Paul Kruszewski - Wrnch.com

Dec. 8, 2017, 2:30 p.m. - Dec. 8, 2017, 3:30 p.m.

ENGMC 103

Hosted by: Clark Verbrugge


In order for machines (computers, robots, drones, intelligent buildings, etc.) to serve humans better, machines need to be able to interact with humans in a more natural way. Verbal communication offers one interface, but the majority of human communication is actually non-verbal, and mainly visual. Our goal is to teach machines to read human body language by digitizing humans into cyberspace using ordinary RGB cameras. We present the "wrnch engine," an AI system comprised of a series of inter-connected CNNs and RNNs that takes in RGB video and extracts various human-related information, including 3D pose, 3D shape, gesture and activity recognition. We will walk through our learning pipeline which features a unique synthetic data generation system based off of a video game engine. Real-time demos will be presented.

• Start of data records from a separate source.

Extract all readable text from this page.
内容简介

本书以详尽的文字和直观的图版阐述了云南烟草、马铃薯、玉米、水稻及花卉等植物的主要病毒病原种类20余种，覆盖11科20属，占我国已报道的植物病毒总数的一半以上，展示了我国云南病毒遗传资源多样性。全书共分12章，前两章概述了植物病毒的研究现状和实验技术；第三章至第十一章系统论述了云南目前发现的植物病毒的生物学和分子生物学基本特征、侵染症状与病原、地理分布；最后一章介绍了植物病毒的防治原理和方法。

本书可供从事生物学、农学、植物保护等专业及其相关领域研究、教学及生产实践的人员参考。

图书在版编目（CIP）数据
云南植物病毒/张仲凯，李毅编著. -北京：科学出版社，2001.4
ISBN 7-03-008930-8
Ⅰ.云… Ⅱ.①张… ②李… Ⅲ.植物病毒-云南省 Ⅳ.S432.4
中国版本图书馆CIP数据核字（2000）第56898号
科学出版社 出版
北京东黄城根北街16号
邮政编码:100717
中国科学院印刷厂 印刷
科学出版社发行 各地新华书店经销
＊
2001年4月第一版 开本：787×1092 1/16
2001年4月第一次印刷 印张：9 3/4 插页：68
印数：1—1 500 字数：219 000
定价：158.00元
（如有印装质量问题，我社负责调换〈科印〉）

Paul is serial AI entrepreneur, who has been hustling and hacking since he was 12, when he leveraged a $250 livestock sale into a $1000 TRS-80 Color Computer to program video games and calculate Pi to as many digits as possible. He went on to obtain a Ph.D. in computer science from McGill University during which time the book "The Algorithmic Beauty of Plants" hooked him on computer graphics & AI. He was founder of "AI.implant," a company applying AI (flocking behaviours and path finding) to create and simulate huge crowds of interacting autonomous characters, "GRIP," a company using AI (behaviour trees) to create high fidelity autonomous characters capable of rich and complex behaviours, and most recently founded "wrnch" to use AI (deep learning and computer vision) to enable computers to read human body language.